Incidentally one fallacy which Weick and Sutcliffe bring out is very important. Apparently the Columbia shuttle launch was permitted because previous strikes of detached items had been survived. These near misses were interpreted as proof of the robustness of the shuttle rather than an indication of a new hazard. Humans are quite good at using survival of previous crises as evidence that we will survive the next one – look no further than climate change – but it will always be a bad argument.
Another helpful anecdote from Weick and Sutcliffe concerns the bottle of champagne Wernher von Braun had sent to the engineer who caused a rocket failure though a maintenance error but owned up.
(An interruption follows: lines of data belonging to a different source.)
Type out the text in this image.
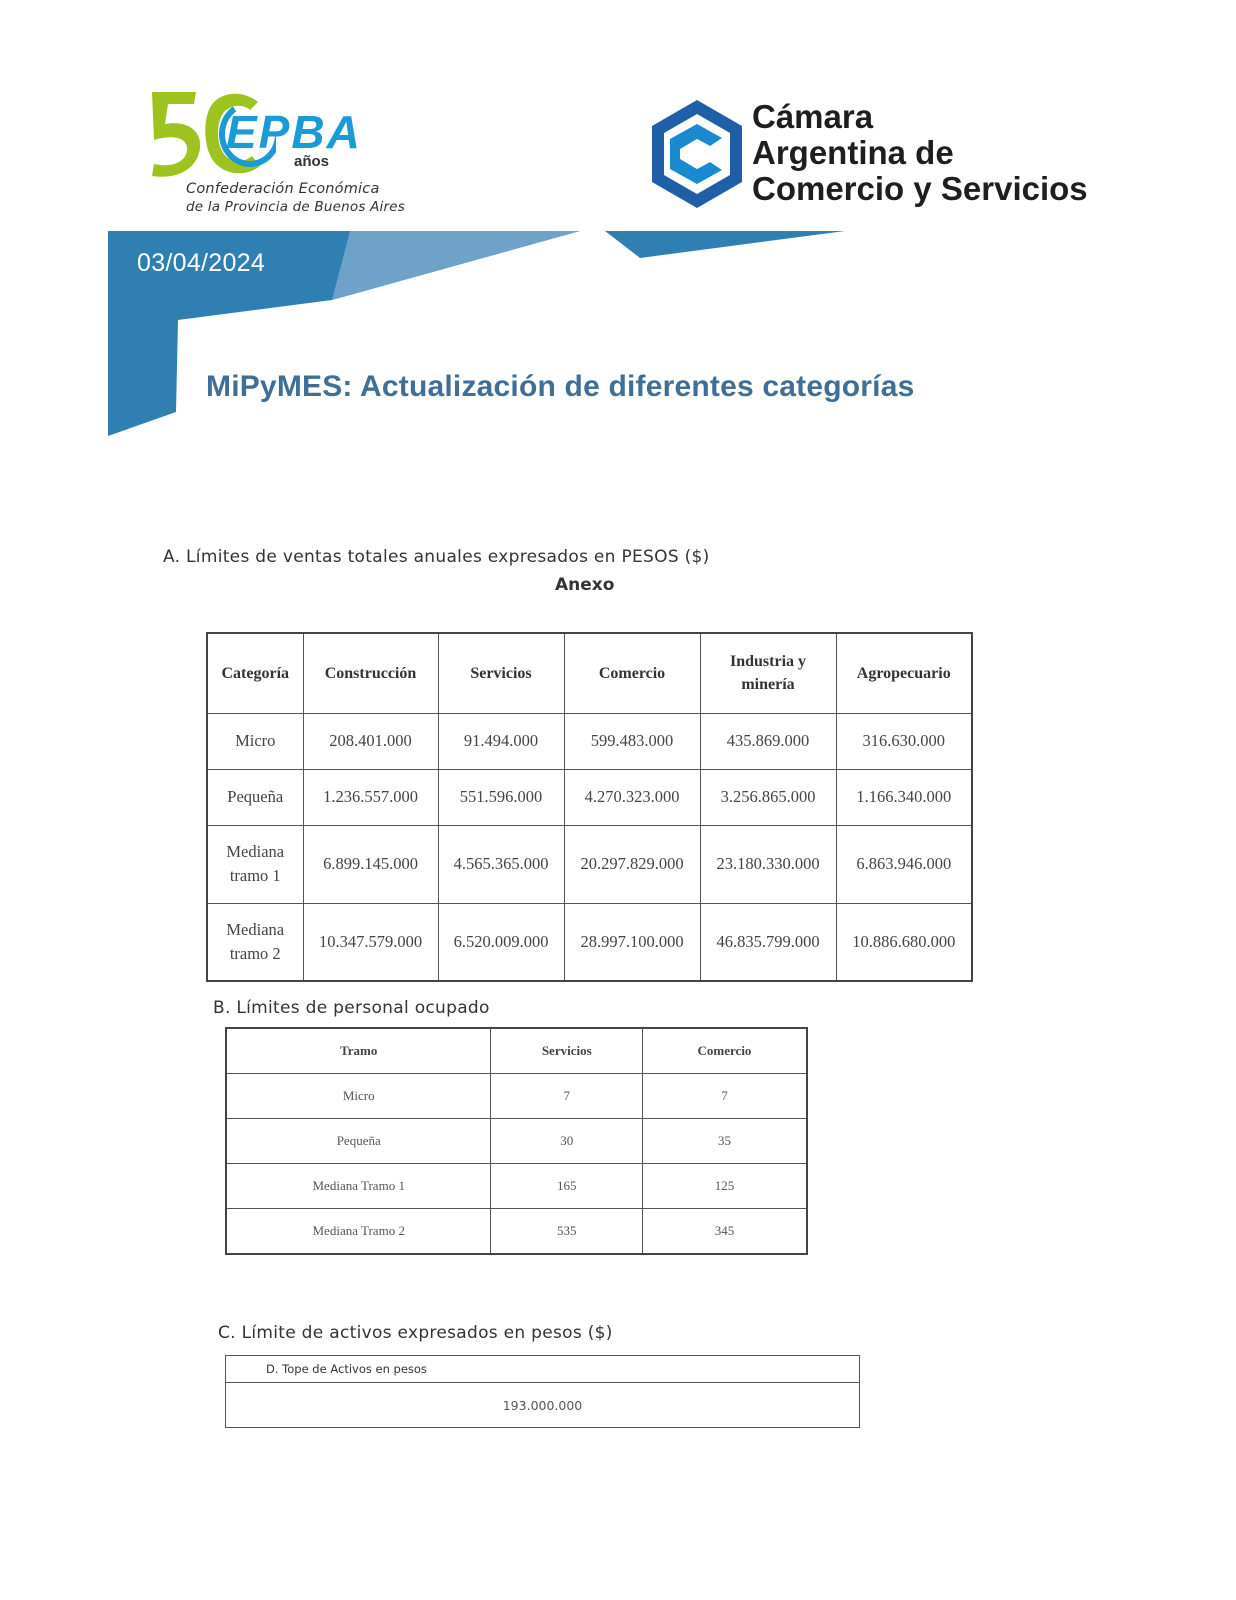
EPBA
años
Confederación Económica
de la Provincia de Buenos Aires
Cámara
Argentina de
Comercio y Servicios
03/04/2024
MiPyMES: Actualización de diferentes categorías
A. Límites de ventas totales anuales expresados en PESOS ($)
Anexo
Categoría	Construcción	Servicios	Comercio	Industria y minería	Agropecuario
Micro	208.401.000	91.494.000	599.483.000	435.869.000	316.630.000
Pequeña	1.236.557.000	551.596.000	4.270.323.000	3.256.865.000	1.166.340.000
Mediana tramo 1	6.899.145.000	4.565.365.000	20.297.829.000	23.180.330.000	6.863.946.000
Mediana tramo 2	10.347.579.000	6.520.009.000	28.997.100.000	46.835.799.000	10.886.680.000
B. Límites de personal ocupado
Tramo	Servicios	Comercio
Micro	7	7
Pequeña	30	35
Mediana Tramo 1	165	125
Mediana Tramo 2	535	345
C. Límite de activos expresados en pesos ($)
D. Tope de Activos en pesos
193.000.000
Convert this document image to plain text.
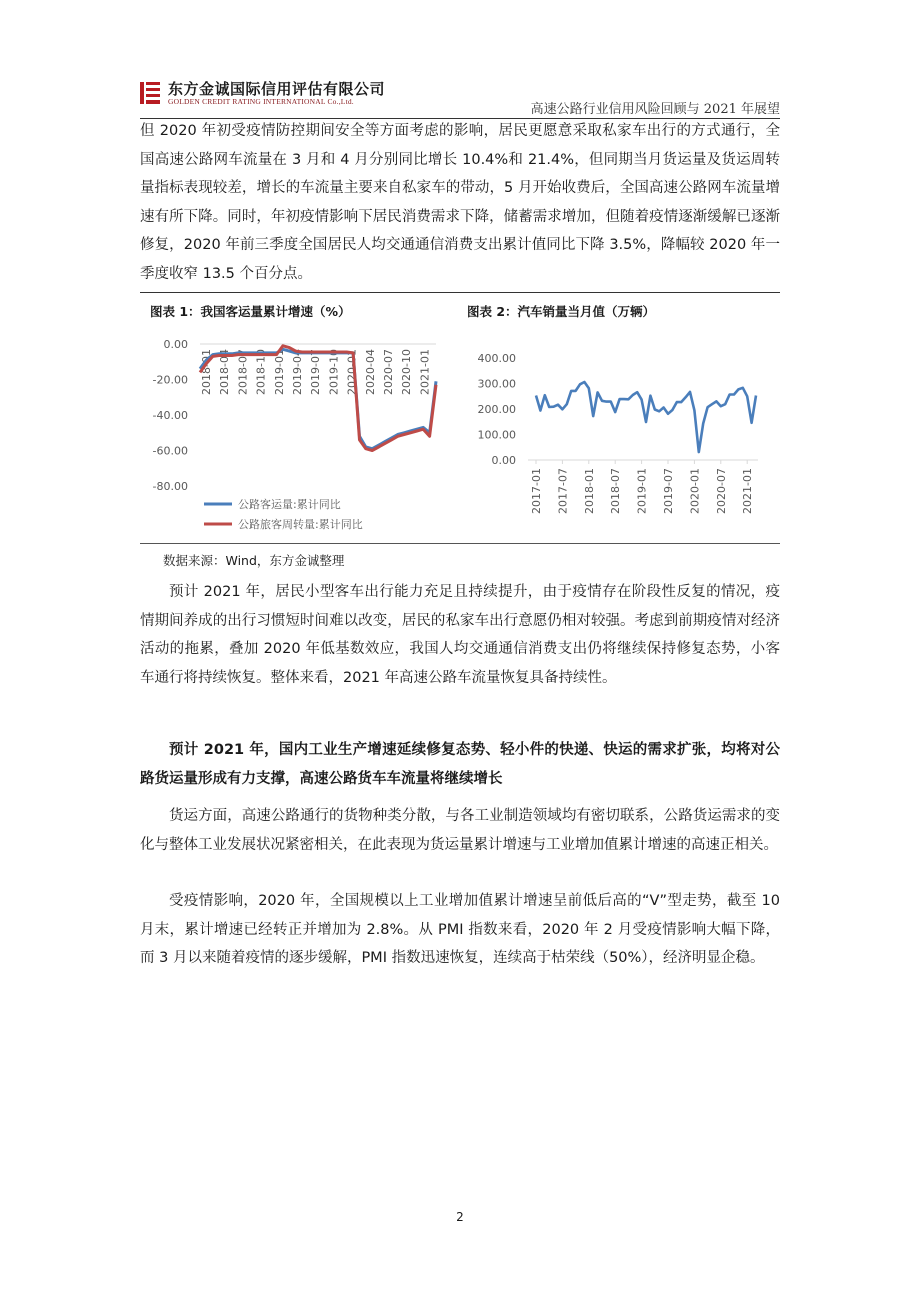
东方金诚国际信用评估有限公司
GOLDEN CREDIT RATING INTERNATIONAL Co.,Ltd.
高速公路行业信用风险回顾与 2021 年展望
但 2020 年初受疫情防控期间安全等方面考虑的影响，居民更愿意采取私家车出行的方式通行，全国高速公路网车流量在 3 月和 4 月分别同比增长 10.4%和 21.4%，但同期当月货运量及货运周转量指标表现较差，增长的车流量主要来自私家车的带动，5 月开始收费后，全国高速公路网车流量增速有所下降。同时，年初疫情影响下居民消费需求下降，储蓄需求增加，但随着疫情逐渐缓解已逐渐修复，2020 年前三季度全国居民人均交通通信消费支出累计值同比下降 3.5%，降幅较 2020 年一季度收窄 13.5 个百分点。
图表 1：我国客运量累计增速（%）	图表 2：汽车销量当月值（万辆）
0.00
-20.00
-40.00
-60.00
-80.00
2018-01 2018-04 2018-07 2018-10 2019-01 2019-04 2019-07 2019-10 2020-01 2020-04 2020-07 2020-10 2021-01
公路客运量:累计同比
公路旅客周转量:累计同比
400.00
300.00
200.00
100.00
0.00
2017-01 2017-07 2018-01 2018-07 2019-01 2019-07 2020-01 2020-07 2021-01
数据来源：Wind，东方金诚整理
预计 2021 年，居民小型客车出行能力充足且持续提升，由于疫情存在阶段性反复的情况，疫情期间养成的出行习惯短时间难以改变，居民的私家车出行意愿仍相对较强。考虑到前期疫情对经济活动的拖累，叠加 2020 年低基数效应，我国人均交通通信消费支出仍将继续保持修复态势，小客车通行将持续恢复。整体来看，2021 年高速公路车流量恢复具备持续性。
预计 2021 年，国内工业生产增速延续修复态势、轻小件的快递、快运的需求扩张，均将对公路货运量形成有力支撑，高速公路货车车流量将继续增长
货运方面，高速公路通行的货物种类分散，与各工业制造领域均有密切联系，公路货运需求的变化与整体工业发展状况紧密相关，在此表现为货运量累计增速与工业增加值累计增速的高速正相关。
受疫情影响，2020 年，全国规模以上工业增加值累计增速呈前低后高的“V”型走势，截至 10 月末，累计增速已经转正并增加为 2.8%。从 PMI 指数来看，2020 年 2 月受疫情影响大幅下降，而 3 月以来随着疫情的逐步缓解，PMI 指数迅速恢复，连续高于枯荣线（50%），经济明显企稳。
2
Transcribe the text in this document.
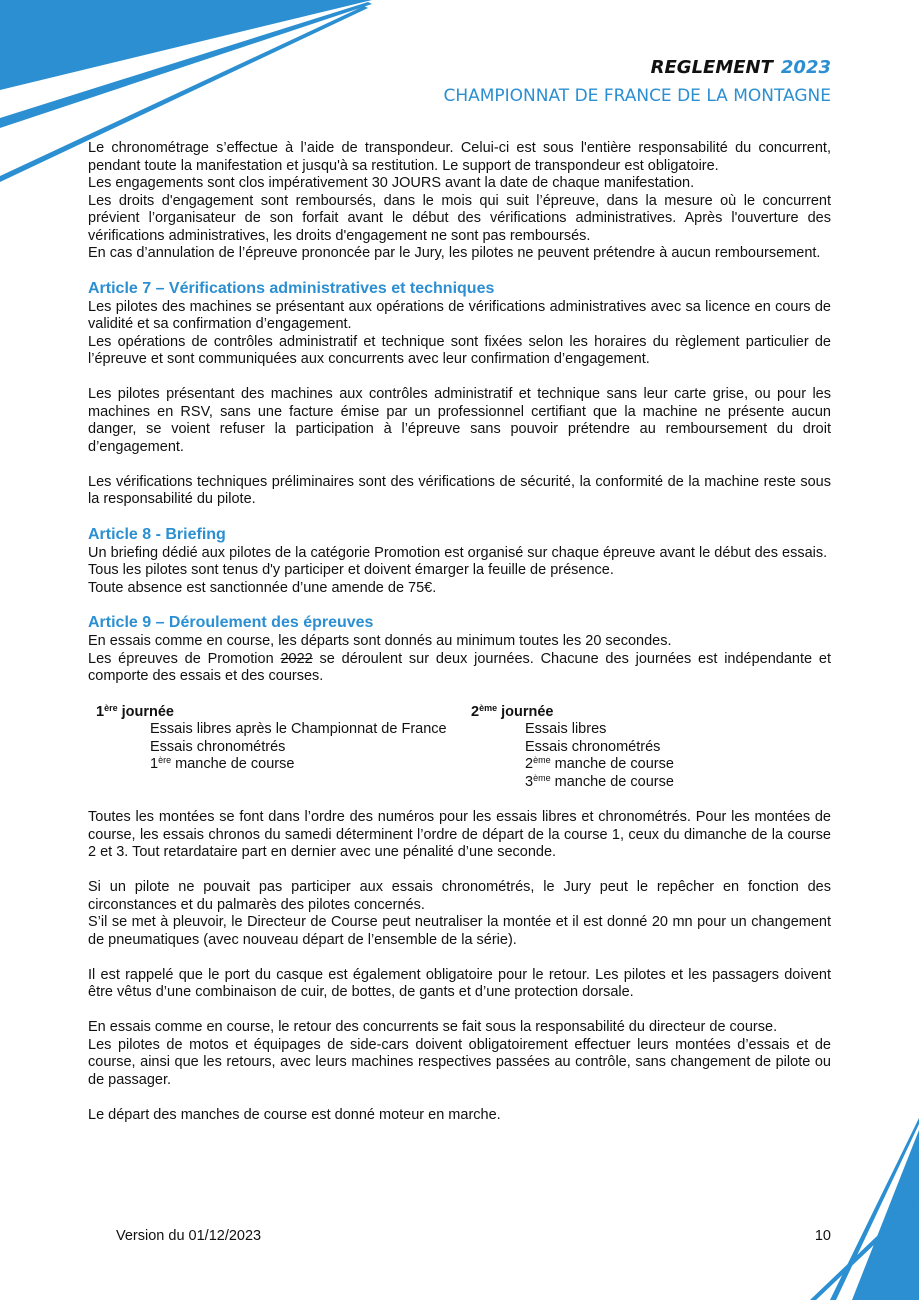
REGLEMENT 2023
CHAMPIONNAT DE FRANCE DE LA MONTAGNE

Le chronométrage s’effectue à l’aide de transpondeur. Celui-ci est sous l'entière responsabilité du concurrent, pendant toute la manifestation et jusqu'à sa restitution. Le support de transpondeur est obligatoire.

Les engagements sont clos impérativement 30 JOURS avant la date de chaque manifestation.

Les droits d'engagement sont remboursés, dans le mois qui suit l’épreuve, dans la mesure où le concurrent prévient l’organisateur de son forfait avant le début des vérifications administratives. Après l'ouverture des vérifications administratives, les droits d'engagement ne sont pas remboursés.

En cas d’annulation de l’épreuve prononcée par le Jury, les pilotes ne peuvent prétendre à aucun remboursement.

Article 7 – Vérifications administratives et techniques

Les pilotes des machines se présentant aux opérations de vérifications administratives avec sa licence en cours de validité et sa confirmation d’engagement.

Les opérations de contrôles administratif et technique sont fixées selon les horaires du règlement particulier de l’épreuve et sont communiquées aux concurrents avec leur confirmation d’engagement.

Les pilotes présentant des machines aux contrôles administratif et technique sans leur carte grise, ou pour les machines en RSV, sans une facture émise par un professionnel certifiant que la machine ne présente aucun danger, se voient refuser la participation à l’épreuve sans pouvoir prétendre au remboursement du droit d’engagement.

Les vérifications techniques préliminaires sont des vérifications de sécurité, la conformité de la machine reste sous la responsabilité du pilote.

Article 8 - Briefing

Un briefing dédié aux pilotes de la catégorie Promotion est organisé sur chaque épreuve avant le début des essais.

Tous les pilotes sont tenus d'y participer et doivent émarger la feuille de présence.

Toute absence est sanctionnée d’une amende de 75€.

Article 9 – Déroulement des épreuves

En essais comme en course, les départs sont donnés au minimum toutes les 20 secondes.

Les épreuves de Promotion 2022 se déroulent sur deux journées. Chacune des journées est indépendante et comporte des essais et des courses.

1ère journée
Essais libres après le Championnat de France
Essais chronométrés
1ère manche de course
2ème journée
Essais libres
Essais chronométrés
2ème manche de course
3ème manche de course

Toutes les montées se font dans l’ordre des numéros pour les essais libres et chronométrés. Pour les montées de course, les essais chronos du samedi déterminent l’ordre de départ de la course 1, ceux du dimanche de la course 2 et 3. Tout retardataire part en dernier avec une pénalité d’une seconde.

Si un pilote ne pouvait pas participer aux essais chronométrés, le Jury peut le repêcher en fonction des circonstances et du palmarès des pilotes concernés.

S’il se met à pleuvoir, le Directeur de Course peut neutraliser la montée et il est donné 20 mn pour un changement de pneumatiques (avec nouveau départ de l’ensemble de la série).

Il est rappelé que le port du casque est également obligatoire pour le retour. Les pilotes et les passagers doivent être vêtus d’une combinaison de cuir, de bottes, de gants et d’une protection dorsale.

En essais comme en course, le retour des concurrents se fait sous la responsabilité du directeur de course.

Les pilotes de motos et équipages de side-cars doivent obligatoirement effectuer leurs montées d’essais et de course, ainsi que les retours, avec leurs machines respectives passées au contrôle, sans changement de pilote ou de passager.

Le départ des manches de course est donné moteur en marche.

Version du 01/12/2023	10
That was something that really helped the programme. A great lesson for our own NHS and its whistleblowers.
Second, refusing to oversimplify (whilst not over-complicating or the sake of it) is also a good discipline. It is often quite difficult to articulate how risks will play out, but it’s necessary to do this and if we are good at it we will get fewer surprises. What’s more, it’s clearly important to develop a culture in which assumptions are questioned. This was one area which was also flagged up by the WEF report across several of its risk cases.
Third, I’ve discussed elsewhere the importance of investing in antifragility: giving yourself options and spare capacity. That’s what stops you being a JIT, lean turkey. The message here is just the same: you need to invest in safety; you need to invest in resilience; you need to invest in risk management.
Finally, the idea of deferring to expertise is an interesting one. I’d broaden out the concept of passing decisions round the organisation to the more general idea of communication. It’s important for the risk profile to be broadly shared and understood. For example, I mentioned Kaplan and Mikes who in their follow-up on JP Morgan tentatively attribute the losses experienced to failure to implement an otherwise effective risk management strategy throughout the organisation. More generally, while it may be difficult for many firms to buy into the idea that it is not the managers who make the decisions – and of course, it’s important that we recognise that it’s managers, not risk managers who decide how to manage risk – organisations need to be alive to the risks of ignoring expert advice, or being closed to it. Again that was a major feature of both shuttle disasters.
Kaplan and Mikes are unequivocal in recommending that risk management advice needs to be a non-embedded, separate thread, ‘effective risk management is also costly, because it has to be separate from existing strategy-oriented functions.’ The resilience engineering discipline would not accept this. It seems there is a fundamental disagreement on whether you can embed risk management properly in enterprising organisations.
The study of resilience engineering, safety culture and HROs has generated considerably more literature than the 5 bullet points of mindfulness. You can see more at the Resilience Engineering Association website and Ashgate has published a compilation of articles in which these principles are applied to the banking crisis.
The raison d’etre of this site is my belief that organisational risk management has a considerable way to go before its principles and practices are properly worked out. This article has highlighted three controversial issues where there is fundamental disagreement:
- are normal accidents inevitable until we become cockroaches?
- can risk management be embedded?
- is it better not to plan for disaster?
Until we can agree on these fundamental issues – or at least understand the circumstances in which each answer is right – we are wasting our time trying to encapsulate good practice on standards. No wonder our attempts to date are so vapid.